However, he went against his father's wishes and decided to make mathematical subjects and philosophy his profession. In 1585, he left the university without getting his degree and started to give private classes for mathematical subjects in Florence and Siena. During this, he also designed a new form of hydrostatic balance for weighing small quantities and also wrote a short treatise, La bilancetta (“The Little Balance”), which was circulated in manuscript form. He also began his studies on motion, which he pursued steadily for the next 20 years.

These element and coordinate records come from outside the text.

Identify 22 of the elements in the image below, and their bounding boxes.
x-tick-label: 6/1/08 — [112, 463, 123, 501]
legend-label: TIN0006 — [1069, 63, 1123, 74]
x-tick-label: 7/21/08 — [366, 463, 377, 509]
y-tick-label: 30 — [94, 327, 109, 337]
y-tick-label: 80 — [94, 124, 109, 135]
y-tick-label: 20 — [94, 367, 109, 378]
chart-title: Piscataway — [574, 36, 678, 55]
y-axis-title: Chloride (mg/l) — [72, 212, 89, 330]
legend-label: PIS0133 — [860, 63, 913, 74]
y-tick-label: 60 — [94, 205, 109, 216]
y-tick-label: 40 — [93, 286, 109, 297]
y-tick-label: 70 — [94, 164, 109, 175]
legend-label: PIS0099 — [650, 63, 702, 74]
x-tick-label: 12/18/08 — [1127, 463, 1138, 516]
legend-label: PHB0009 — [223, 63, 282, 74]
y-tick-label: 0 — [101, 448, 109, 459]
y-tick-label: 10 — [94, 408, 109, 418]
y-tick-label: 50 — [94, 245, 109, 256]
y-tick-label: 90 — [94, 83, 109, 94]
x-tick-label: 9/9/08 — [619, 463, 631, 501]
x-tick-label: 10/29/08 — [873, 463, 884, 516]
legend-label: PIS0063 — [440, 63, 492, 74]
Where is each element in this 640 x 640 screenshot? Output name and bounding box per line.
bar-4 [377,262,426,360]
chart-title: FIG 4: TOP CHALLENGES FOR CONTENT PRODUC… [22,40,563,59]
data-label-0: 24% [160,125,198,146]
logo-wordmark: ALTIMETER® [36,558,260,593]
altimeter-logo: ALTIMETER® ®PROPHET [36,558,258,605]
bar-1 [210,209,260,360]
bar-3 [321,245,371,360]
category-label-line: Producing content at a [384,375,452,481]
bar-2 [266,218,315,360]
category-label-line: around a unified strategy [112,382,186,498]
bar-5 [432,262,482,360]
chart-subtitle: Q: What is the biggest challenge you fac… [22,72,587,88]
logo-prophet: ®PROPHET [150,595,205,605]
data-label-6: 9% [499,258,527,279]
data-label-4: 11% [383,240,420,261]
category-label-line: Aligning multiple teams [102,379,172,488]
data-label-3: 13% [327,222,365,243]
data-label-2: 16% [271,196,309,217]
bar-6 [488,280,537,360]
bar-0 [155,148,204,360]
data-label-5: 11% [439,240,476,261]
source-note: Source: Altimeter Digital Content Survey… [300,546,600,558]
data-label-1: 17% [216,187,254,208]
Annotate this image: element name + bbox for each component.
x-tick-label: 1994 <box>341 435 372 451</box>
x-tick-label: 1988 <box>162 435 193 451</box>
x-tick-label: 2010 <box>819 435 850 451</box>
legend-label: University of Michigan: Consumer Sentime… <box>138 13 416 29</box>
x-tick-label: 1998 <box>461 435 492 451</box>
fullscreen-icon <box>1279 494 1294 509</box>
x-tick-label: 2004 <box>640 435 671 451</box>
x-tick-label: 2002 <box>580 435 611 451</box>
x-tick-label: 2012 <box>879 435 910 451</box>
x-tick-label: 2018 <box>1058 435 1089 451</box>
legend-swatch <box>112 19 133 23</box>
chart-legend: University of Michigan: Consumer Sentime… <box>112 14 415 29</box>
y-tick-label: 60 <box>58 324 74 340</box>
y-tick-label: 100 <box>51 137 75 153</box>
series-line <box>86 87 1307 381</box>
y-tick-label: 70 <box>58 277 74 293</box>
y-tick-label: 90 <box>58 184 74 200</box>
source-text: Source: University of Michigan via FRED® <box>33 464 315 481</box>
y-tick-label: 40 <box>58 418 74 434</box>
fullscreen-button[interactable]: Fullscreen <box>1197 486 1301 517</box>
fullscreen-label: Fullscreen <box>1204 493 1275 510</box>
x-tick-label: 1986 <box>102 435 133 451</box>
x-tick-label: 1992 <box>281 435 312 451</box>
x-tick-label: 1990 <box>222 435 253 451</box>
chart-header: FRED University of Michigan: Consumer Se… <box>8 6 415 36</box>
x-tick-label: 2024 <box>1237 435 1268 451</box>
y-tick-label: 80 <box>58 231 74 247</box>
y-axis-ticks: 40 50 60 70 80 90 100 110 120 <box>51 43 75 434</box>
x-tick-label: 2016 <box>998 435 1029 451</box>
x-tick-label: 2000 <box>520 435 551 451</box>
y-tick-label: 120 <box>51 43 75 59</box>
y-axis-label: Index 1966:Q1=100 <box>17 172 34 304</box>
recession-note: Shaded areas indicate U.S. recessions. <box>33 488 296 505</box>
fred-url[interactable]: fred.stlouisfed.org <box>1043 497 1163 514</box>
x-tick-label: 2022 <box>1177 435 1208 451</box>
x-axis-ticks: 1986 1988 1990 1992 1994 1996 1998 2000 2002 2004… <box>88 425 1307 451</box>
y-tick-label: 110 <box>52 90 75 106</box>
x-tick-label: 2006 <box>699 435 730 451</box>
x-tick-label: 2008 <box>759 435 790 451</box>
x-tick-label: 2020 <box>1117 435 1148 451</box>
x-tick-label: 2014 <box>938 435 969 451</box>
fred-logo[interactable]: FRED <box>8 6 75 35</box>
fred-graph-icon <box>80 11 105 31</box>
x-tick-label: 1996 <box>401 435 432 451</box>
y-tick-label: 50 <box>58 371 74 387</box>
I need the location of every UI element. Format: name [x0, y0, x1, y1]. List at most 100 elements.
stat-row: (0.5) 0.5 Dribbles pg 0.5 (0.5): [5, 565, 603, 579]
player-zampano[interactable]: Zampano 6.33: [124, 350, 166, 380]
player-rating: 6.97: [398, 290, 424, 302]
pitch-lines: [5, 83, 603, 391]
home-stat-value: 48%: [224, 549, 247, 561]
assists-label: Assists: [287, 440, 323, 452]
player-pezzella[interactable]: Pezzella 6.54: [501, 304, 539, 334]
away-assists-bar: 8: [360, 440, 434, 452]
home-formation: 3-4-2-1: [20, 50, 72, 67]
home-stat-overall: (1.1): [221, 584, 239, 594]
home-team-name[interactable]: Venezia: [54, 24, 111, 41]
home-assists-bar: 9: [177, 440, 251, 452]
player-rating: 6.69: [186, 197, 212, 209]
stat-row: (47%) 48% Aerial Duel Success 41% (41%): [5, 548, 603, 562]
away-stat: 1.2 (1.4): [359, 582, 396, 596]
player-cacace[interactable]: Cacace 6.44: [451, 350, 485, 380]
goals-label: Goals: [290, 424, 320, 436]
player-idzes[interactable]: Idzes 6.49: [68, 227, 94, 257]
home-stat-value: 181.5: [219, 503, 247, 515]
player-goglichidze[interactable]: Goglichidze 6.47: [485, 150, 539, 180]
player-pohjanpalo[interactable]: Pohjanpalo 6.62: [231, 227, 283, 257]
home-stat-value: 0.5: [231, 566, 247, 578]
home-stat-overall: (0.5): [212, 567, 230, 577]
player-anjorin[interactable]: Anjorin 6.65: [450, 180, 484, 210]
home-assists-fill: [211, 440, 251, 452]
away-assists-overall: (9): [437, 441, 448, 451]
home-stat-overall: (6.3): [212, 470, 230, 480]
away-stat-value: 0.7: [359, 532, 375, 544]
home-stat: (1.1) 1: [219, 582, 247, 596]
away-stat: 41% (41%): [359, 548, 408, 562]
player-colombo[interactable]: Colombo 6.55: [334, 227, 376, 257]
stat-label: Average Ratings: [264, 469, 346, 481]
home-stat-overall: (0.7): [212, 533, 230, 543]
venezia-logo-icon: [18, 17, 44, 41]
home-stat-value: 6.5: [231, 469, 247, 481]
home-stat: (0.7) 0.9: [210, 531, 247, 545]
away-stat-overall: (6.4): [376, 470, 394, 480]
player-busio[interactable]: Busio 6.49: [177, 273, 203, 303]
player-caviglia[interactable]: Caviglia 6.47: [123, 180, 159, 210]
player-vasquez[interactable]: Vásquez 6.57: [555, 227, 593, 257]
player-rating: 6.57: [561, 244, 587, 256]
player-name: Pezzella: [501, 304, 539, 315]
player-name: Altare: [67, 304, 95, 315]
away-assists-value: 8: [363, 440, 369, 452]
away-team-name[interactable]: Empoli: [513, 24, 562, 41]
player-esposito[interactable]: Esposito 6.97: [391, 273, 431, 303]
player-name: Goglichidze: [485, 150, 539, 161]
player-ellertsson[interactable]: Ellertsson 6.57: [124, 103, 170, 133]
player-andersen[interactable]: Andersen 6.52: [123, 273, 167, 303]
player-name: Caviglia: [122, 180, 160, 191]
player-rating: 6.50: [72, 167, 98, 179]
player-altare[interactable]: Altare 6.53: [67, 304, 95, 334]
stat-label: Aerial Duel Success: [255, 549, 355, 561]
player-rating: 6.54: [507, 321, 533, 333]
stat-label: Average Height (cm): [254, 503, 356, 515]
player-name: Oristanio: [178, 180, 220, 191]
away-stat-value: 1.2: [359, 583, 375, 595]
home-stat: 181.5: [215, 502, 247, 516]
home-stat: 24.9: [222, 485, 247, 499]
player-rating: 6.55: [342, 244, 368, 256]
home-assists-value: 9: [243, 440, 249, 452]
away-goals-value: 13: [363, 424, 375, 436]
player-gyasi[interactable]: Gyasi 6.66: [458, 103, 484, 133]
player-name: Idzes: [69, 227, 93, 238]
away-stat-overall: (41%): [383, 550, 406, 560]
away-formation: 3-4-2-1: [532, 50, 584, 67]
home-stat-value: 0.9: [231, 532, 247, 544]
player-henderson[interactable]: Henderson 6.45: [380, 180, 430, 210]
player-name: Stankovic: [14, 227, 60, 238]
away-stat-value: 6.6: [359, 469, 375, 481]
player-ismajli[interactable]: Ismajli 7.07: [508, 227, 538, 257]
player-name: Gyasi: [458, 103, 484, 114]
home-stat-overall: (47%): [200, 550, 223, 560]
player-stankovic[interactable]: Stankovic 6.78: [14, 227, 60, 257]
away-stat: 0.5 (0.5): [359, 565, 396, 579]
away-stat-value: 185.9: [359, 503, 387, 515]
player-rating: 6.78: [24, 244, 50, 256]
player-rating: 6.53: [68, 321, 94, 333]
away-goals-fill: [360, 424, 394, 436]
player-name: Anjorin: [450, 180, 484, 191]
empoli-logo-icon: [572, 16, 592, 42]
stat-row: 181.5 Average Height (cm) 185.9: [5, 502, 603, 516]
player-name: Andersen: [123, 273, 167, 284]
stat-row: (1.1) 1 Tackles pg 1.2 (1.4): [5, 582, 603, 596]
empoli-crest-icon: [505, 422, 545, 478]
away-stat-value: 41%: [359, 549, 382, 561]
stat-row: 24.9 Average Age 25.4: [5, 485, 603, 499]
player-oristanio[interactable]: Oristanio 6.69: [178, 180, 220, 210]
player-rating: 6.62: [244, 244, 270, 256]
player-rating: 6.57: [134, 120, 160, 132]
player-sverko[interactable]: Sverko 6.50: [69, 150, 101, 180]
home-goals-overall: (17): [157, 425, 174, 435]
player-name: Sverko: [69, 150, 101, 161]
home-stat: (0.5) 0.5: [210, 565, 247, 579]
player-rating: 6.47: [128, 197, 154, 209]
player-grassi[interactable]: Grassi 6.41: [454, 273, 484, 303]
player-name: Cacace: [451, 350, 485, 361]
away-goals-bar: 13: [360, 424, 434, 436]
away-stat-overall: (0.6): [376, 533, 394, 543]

Galileo’s career took a 180-degree turn in the spring of 1609. He heard of an instrument that had been invented that could show distant things as if they were nearby. By trial and error, he found out the key of the invention and made his three-powered spyglass from lenses purchasable in spectacle makers’ shops. What set Galileo apart was that he understood quickly and found ways to improve the instrument, taught himself the art of lens grinding, and produced increasingly powerful telescopes.

In the fall of 1609, Galileo began observing the sky with instruments that could magnify the objects up to 20 times. In December he drew the Moon’s phases as observed through the telescope, showing that the Moon’s surface is not smooth, as previously thought, but is rough and uneven. In January of the next year, he discovered four moons revolving around Jupiter.
His discoveries were earth-shaking and he wrote a book, Sidereus Nuncius (The Sidereal Messenger), in which he described them. Galileo was now a courtier and lived his life as a gentleman.